From these attitudes, the revolutionary idea emerges somewhat as follows: driven by need to consult their safety, and with understanding given by teachers who explain the causes of their hurt, and with their original human aspirations recalled from forgetfulness and already fulfilled somewhat by comradely unity, the proletariat turns toward a new order, new foundations, a socialism immeasurably improved yet in its main features not unlike original human nature. By contrast to this idea, the life of the bourgeoisie itself seems worthless. And being increased in numbers and with their hands on the productive machinery of all society, the proletarians know that they can make the idea a reality.
Whatever one may think of the validity of Marx’s formula (I find it to be true at least in part) the Surrealists saw their praxis as addressing the alienation characteristic of modern life under capitalism. Further, the revolutionary Surrealists went so far as to claim that capitalism is inherently hostile to poetry, and that Surrealism demonstrated that authentic poetry is inherently hostile to capitalism. As the American Surrealist Philip Lamantia put it, “It is poetry, more than anything else—the supreme disalienation of humanity with its language—that prepares the climate of expectation and readiness for the actualization of the Marvelous without which revolutionary change is unthinkable.” Quite likely our occasional Surrealists are unaware (or choose not to be aware) of the political implications of Surrealism.
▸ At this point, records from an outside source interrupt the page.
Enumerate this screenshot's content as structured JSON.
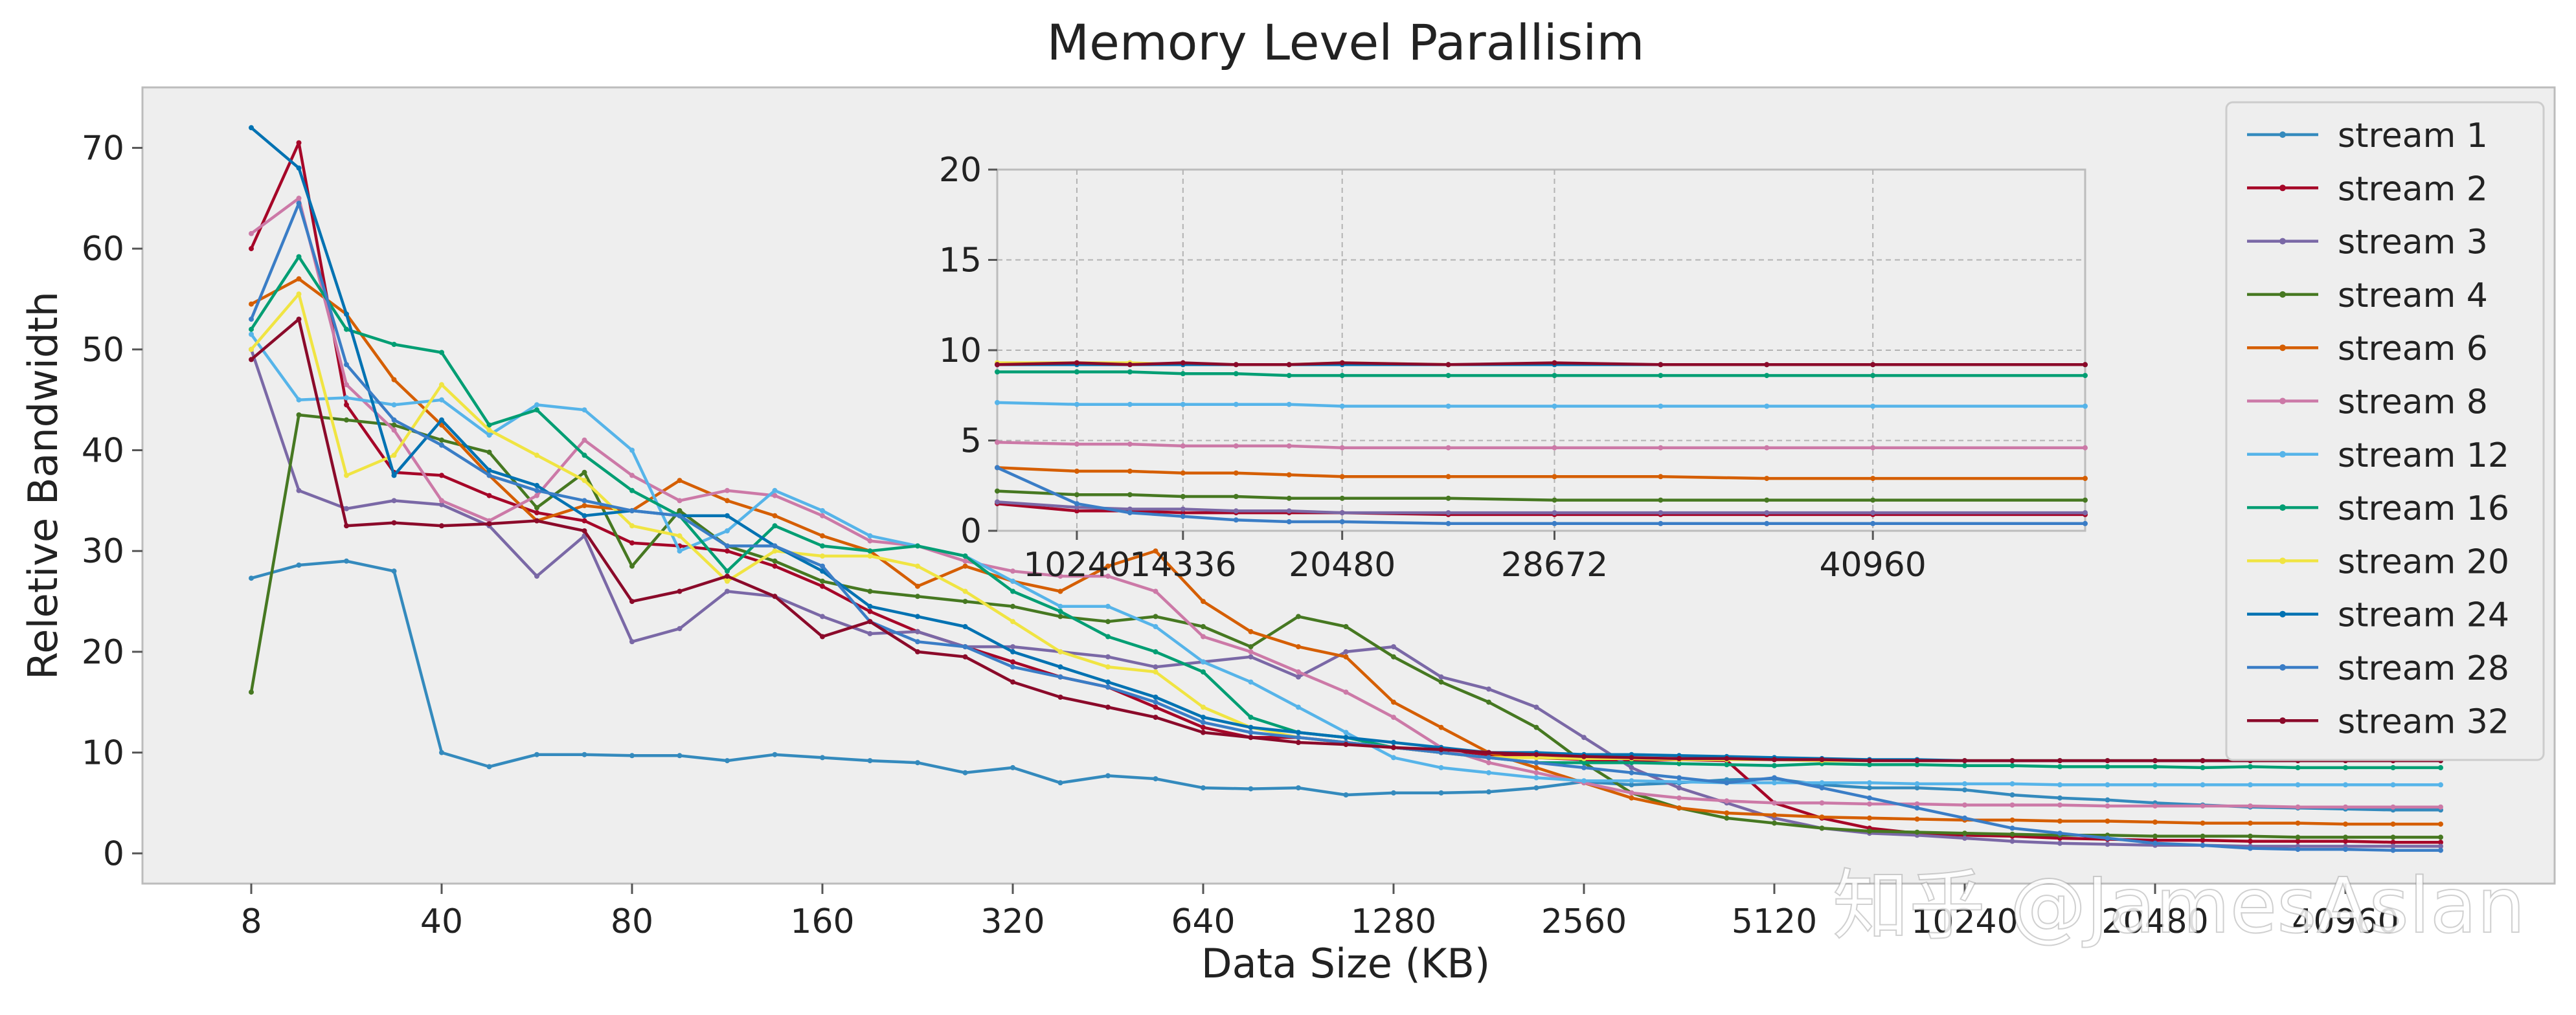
{
  "chart_data": {
    "type": "line",
    "title": "Memory Level Parallisim",
    "xlabel": "Data Size (KB)",
    "ylabel": "Reletive Bandwidth",
    "ylim": [
      -3,
      76
    ],
    "yticks": [
      0,
      10,
      20,
      30,
      40,
      50,
      60,
      70
    ],
    "xtick_labels": [
      "8",
      "40",
      "80",
      "160",
      "320",
      "640",
      "1280",
      "2560",
      "5120",
      "10240",
      "20480",
      "40960"
    ],
    "xtick_index": [
      0,
      4,
      8,
      12,
      16,
      20,
      24,
      28,
      32,
      36,
      40,
      44
    ],
    "x_index": [
      0,
      1,
      2,
      3,
      4,
      5,
      6,
      7,
      8,
      9,
      10,
      11,
      12,
      13,
      14,
      15,
      16,
      17,
      18,
      19,
      20,
      21,
      22,
      23,
      24,
      25,
      26,
      27,
      28,
      29,
      30,
      31,
      32,
      33,
      34,
      35,
      36,
      37,
      38,
      39,
      40,
      41,
      42,
      43,
      44,
      45,
      46
    ],
    "grid": false,
    "legend": "right",
    "watermark": "知乎 @JamesAslan",
    "series": [
      {
        "name": "stream 1",
        "color": "#348ABD",
        "values": [
          27.3,
          28.6,
          29.0,
          28.0,
          10.0,
          8.6,
          9.8,
          9.8,
          9.7,
          9.7,
          9.2,
          9.8,
          9.5,
          9.2,
          9.0,
          8.0,
          8.5,
          7.0,
          7.7,
          7.4,
          6.5,
          6.4,
          6.5,
          5.8,
          6.0,
          6.0,
          6.1,
          6.5,
          7.1,
          6.8,
          7.0,
          7.3,
          7.4,
          6.8,
          6.5,
          6.5,
          6.3,
          5.8,
          5.5,
          5.3,
          5.0,
          4.8,
          4.6,
          4.5,
          4.4,
          4.3,
          4.3
        ]
      },
      {
        "name": "stream 2",
        "color": "#A60628",
        "values": [
          60.0,
          70.5,
          44.5,
          37.8,
          37.5,
          35.5,
          33.8,
          33.0,
          30.8,
          30.5,
          30.0,
          28.5,
          26.5,
          24.0,
          22.0,
          20.5,
          19.0,
          17.5,
          16.5,
          14.5,
          12.5,
          11.5,
          11.5,
          11.0,
          10.5,
          10.0,
          9.8,
          9.5,
          9.3,
          9.2,
          9.3,
          9.2,
          5.0,
          3.5,
          2.5,
          2.0,
          1.8,
          1.7,
          1.5,
          1.4,
          1.3,
          1.3,
          1.2,
          1.2,
          1.2,
          1.1,
          1.1
        ]
      },
      {
        "name": "stream 3",
        "color": "#7A68A6",
        "values": [
          50.0,
          36.0,
          34.2,
          35.0,
          34.6,
          32.5,
          27.5,
          31.5,
          21.0,
          22.3,
          26.0,
          25.5,
          23.5,
          21.8,
          22.0,
          20.5,
          20.5,
          20.0,
          19.5,
          18.5,
          19.0,
          19.5,
          17.5,
          20.0,
          20.5,
          17.5,
          16.3,
          14.5,
          11.5,
          8.5,
          6.5,
          5.0,
          3.5,
          2.5,
          2.0,
          1.8,
          1.5,
          1.2,
          1.0,
          0.9,
          0.8,
          0.8,
          0.7,
          0.7,
          0.7,
          0.7,
          0.7
        ]
      },
      {
        "name": "stream 4",
        "color": "#467821",
        "values": [
          16.0,
          43.5,
          43.0,
          42.5,
          41.0,
          39.8,
          34.3,
          37.8,
          28.5,
          34.0,
          30.5,
          29.0,
          27.0,
          26.0,
          25.5,
          25.0,
          24.5,
          23.5,
          23.0,
          23.5,
          22.5,
          20.5,
          23.5,
          22.5,
          19.5,
          17.0,
          15.0,
          12.5,
          9.0,
          6.0,
          4.5,
          3.5,
          3.0,
          2.5,
          2.2,
          2.1,
          2.0,
          1.9,
          1.8,
          1.8,
          1.7,
          1.7,
          1.7,
          1.6,
          1.6,
          1.6,
          1.6
        ]
      },
      {
        "name": "stream 6",
        "color": "#D55E00",
        "values": [
          54.5,
          57.0,
          53.5,
          47.0,
          42.5,
          37.5,
          33.0,
          34.5,
          34.0,
          37.0,
          35.0,
          33.5,
          31.5,
          30.0,
          26.5,
          28.5,
          27.0,
          26.0,
          28.5,
          30.0,
          25.0,
          22.0,
          20.5,
          19.5,
          15.0,
          12.5,
          10.0,
          8.5,
          7.0,
          5.5,
          4.5,
          4.0,
          3.8,
          3.6,
          3.5,
          3.4,
          3.3,
          3.3,
          3.2,
          3.2,
          3.1,
          3.0,
          3.0,
          3.0,
          2.9,
          2.9,
          2.9
        ]
      },
      {
        "name": "stream 8",
        "color": "#CC79A7",
        "values": [
          61.5,
          65.0,
          46.5,
          42.0,
          35.0,
          33.0,
          35.5,
          41.0,
          37.5,
          35.0,
          36.0,
          35.5,
          33.5,
          31.0,
          30.5,
          29.0,
          28.0,
          27.5,
          27.5,
          26.0,
          21.5,
          20.0,
          18.0,
          16.0,
          13.5,
          10.5,
          9.0,
          8.0,
          7.0,
          6.0,
          5.5,
          5.2,
          5.0,
          5.0,
          4.9,
          4.9,
          4.8,
          4.8,
          4.8,
          4.7,
          4.7,
          4.7,
          4.7,
          4.6,
          4.6,
          4.6,
          4.6
        ]
      },
      {
        "name": "stream 12",
        "color": "#56B4E9",
        "values": [
          51.5,
          45.0,
          45.2,
          44.5,
          45.0,
          41.5,
          44.5,
          44.0,
          40.0,
          30.0,
          32.0,
          36.0,
          34.0,
          31.5,
          30.5,
          29.5,
          27.0,
          24.5,
          24.5,
          22.5,
          19.0,
          17.0,
          14.5,
          12.0,
          9.5,
          8.5,
          8.0,
          7.5,
          7.2,
          7.2,
          7.1,
          7.0,
          7.0,
          7.0,
          7.0,
          6.9,
          6.9,
          6.9,
          6.8,
          6.8,
          6.8,
          6.8,
          6.8,
          6.8,
          6.8,
          6.8,
          6.8
        ]
      },
      {
        "name": "stream 16",
        "color": "#009E73",
        "values": [
          52.0,
          59.2,
          52.0,
          50.5,
          49.7,
          42.5,
          44.0,
          39.5,
          36.0,
          33.5,
          28.0,
          32.5,
          30.5,
          30.0,
          30.5,
          29.5,
          26.0,
          24.0,
          21.5,
          20.0,
          18.0,
          13.5,
          12.0,
          11.5,
          10.5,
          10.0,
          9.5,
          9.0,
          9.0,
          9.0,
          8.9,
          8.8,
          8.7,
          8.9,
          8.8,
          8.8,
          8.7,
          8.7,
          8.6,
          8.6,
          8.6,
          8.5,
          8.6,
          8.5,
          8.5,
          8.5,
          8.5
        ]
      },
      {
        "name": "stream 20",
        "color": "#F0E442",
        "values": [
          50.0,
          55.5,
          37.5,
          39.5,
          46.5,
          42.0,
          39.5,
          37.0,
          32.5,
          31.5,
          27.0,
          30.0,
          29.5,
          29.5,
          28.5,
          26.0,
          23.0,
          20.0,
          18.5,
          18.0,
          14.5,
          12.5,
          11.5,
          11.0,
          10.5,
          10.0,
          9.5,
          9.5,
          9.4,
          9.4,
          9.3,
          9.3,
          9.3,
          9.2,
          9.2,
          9.2,
          9.2,
          9.2,
          9.2,
          9.2,
          9.2,
          9.2,
          9.2,
          9.2,
          9.2,
          9.2,
          9.2
        ]
      },
      {
        "name": "stream 24",
        "color": "#0072B2",
        "values": [
          72.0,
          68.0,
          53.5,
          37.5,
          43.0,
          38.0,
          36.5,
          33.5,
          34.0,
          33.5,
          33.5,
          30.5,
          28.0,
          24.5,
          23.5,
          22.5,
          20.0,
          18.5,
          17.0,
          15.5,
          13.5,
          12.5,
          12.0,
          11.5,
          11.0,
          10.5,
          10.0,
          10.0,
          9.8,
          9.8,
          9.7,
          9.6,
          9.5,
          9.4,
          9.3,
          9.3,
          9.2,
          9.2,
          9.2,
          9.2,
          9.2,
          9.2,
          9.2,
          9.2,
          9.2,
          9.2,
          9.2
        ]
      },
      {
        "name": "stream 28",
        "color": "#3A7DC6",
        "values": [
          53.0,
          64.5,
          48.5,
          43.0,
          40.5,
          37.5,
          36.0,
          35.0,
          34.0,
          33.5,
          30.5,
          30.5,
          28.5,
          23.0,
          21.0,
          20.5,
          18.5,
          17.5,
          16.5,
          15.0,
          13.0,
          12.0,
          11.5,
          11.0,
          10.5,
          10.0,
          9.5,
          9.0,
          8.5,
          8.0,
          7.5,
          7.0,
          7.5,
          6.5,
          5.5,
          4.5,
          3.5,
          2.5,
          2.0,
          1.5,
          1.0,
          0.8,
          0.5,
          0.4,
          0.4,
          0.3,
          0.3
        ]
      },
      {
        "name": "stream 32",
        "color": "#8B0A2A",
        "values": [
          49.0,
          53.0,
          32.5,
          32.8,
          32.5,
          32.7,
          33.0,
          32.0,
          25.0,
          26.0,
          27.5,
          25.5,
          21.5,
          23.0,
          20.0,
          19.5,
          17.0,
          15.5,
          14.5,
          13.5,
          12.0,
          11.5,
          11.0,
          10.8,
          10.5,
          10.3,
          10.0,
          9.8,
          9.6,
          9.5,
          9.4,
          9.4,
          9.3,
          9.3,
          9.2,
          9.2,
          9.2,
          9.2,
          9.2,
          9.2,
          9.2,
          9.2,
          9.2,
          9.2,
          9.2,
          9.2,
          9.2
        ]
      }
    ],
    "inset": {
      "ylim": [
        0,
        20
      ],
      "yticks": [
        0,
        5,
        10,
        15,
        20
      ],
      "xlim": [
        7168,
        49152
      ],
      "xticks": [
        10240,
        14336,
        20480,
        28672,
        40960
      ],
      "xtick_labels": [
        "10240",
        "14336",
        "20480",
        "28672",
        "40960"
      ],
      "x_values": [
        7168,
        10240,
        12288,
        14336,
        16384,
        18432,
        20480,
        24576,
        28672,
        32768,
        36864,
        40960,
        49152
      ],
      "series": [
        {
          "name": "stream 2",
          "values": [
            1.5,
            1.1,
            1.1,
            1.0,
            1.0,
            1.0,
            1.0,
            0.9,
            0.9,
            0.9,
            0.9,
            0.9,
            0.9
          ]
        },
        {
          "name": "stream 3",
          "values": [
            1.6,
            1.3,
            1.2,
            1.2,
            1.1,
            1.1,
            1.0,
            1.0,
            1.0,
            1.0,
            1.0,
            1.0,
            1.0
          ]
        },
        {
          "name": "stream 4",
          "values": [
            2.2,
            2.0,
            2.0,
            1.9,
            1.9,
            1.8,
            1.8,
            1.8,
            1.7,
            1.7,
            1.7,
            1.7,
            1.7
          ]
        },
        {
          "name": "stream 6",
          "values": [
            3.5,
            3.3,
            3.3,
            3.2,
            3.2,
            3.1,
            3.0,
            3.0,
            3.0,
            3.0,
            2.9,
            2.9,
            2.9
          ]
        },
        {
          "name": "stream 8",
          "values": [
            4.9,
            4.8,
            4.8,
            4.7,
            4.7,
            4.7,
            4.6,
            4.6,
            4.6,
            4.6,
            4.6,
            4.6,
            4.6
          ]
        },
        {
          "name": "stream 12",
          "values": [
            7.1,
            7.0,
            7.0,
            7.0,
            7.0,
            7.0,
            6.9,
            6.9,
            6.9,
            6.9,
            6.9,
            6.9,
            6.9
          ]
        },
        {
          "name": "stream 16",
          "values": [
            8.8,
            8.8,
            8.8,
            8.7,
            8.7,
            8.6,
            8.6,
            8.6,
            8.6,
            8.6,
            8.6,
            8.6,
            8.6
          ]
        },
        {
          "name": "stream 20",
          "values": [
            9.3,
            9.3,
            9.3,
            9.2,
            9.2,
            9.2,
            9.3,
            9.2,
            9.2,
            9.2,
            9.2,
            9.2,
            9.2
          ]
        },
        {
          "name": "stream 24",
          "values": [
            9.2,
            9.2,
            9.2,
            9.2,
            9.2,
            9.2,
            9.2,
            9.2,
            9.2,
            9.2,
            9.2,
            9.2,
            9.2
          ]
        },
        {
          "name": "stream 28",
          "values": [
            3.5,
            1.5,
            1.0,
            0.8,
            0.6,
            0.5,
            0.5,
            0.4,
            0.4,
            0.4,
            0.4,
            0.4,
            0.4
          ]
        },
        {
          "name": "stream 32",
          "values": [
            9.2,
            9.3,
            9.2,
            9.3,
            9.2,
            9.2,
            9.3,
            9.2,
            9.3,
            9.2,
            9.2,
            9.2,
            9.2
          ]
        }
      ]
    }
  }
}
Today, the true inheritors of the Surrealist tradition are the Chicago Surrealists whose work can be found in their irregularly published journal Arsenal, and I can do no better than quote them to conclude this brief examination of Surrealism: "Surrealism is not some lost, esoteric body of thought longing for academic recognition. It is a living practice and will continue to live as long as we dream… Surrealism considers love and poetry and the imagination powerful social and revolutionary forces, not replacements for organized protest… Surrealism recognizes that any revolution must begin with thought, with how we imagine a New World, with how we reconstruct our social and individual relationships, with unleashing our desire and building a new future on the basis of love and creativity."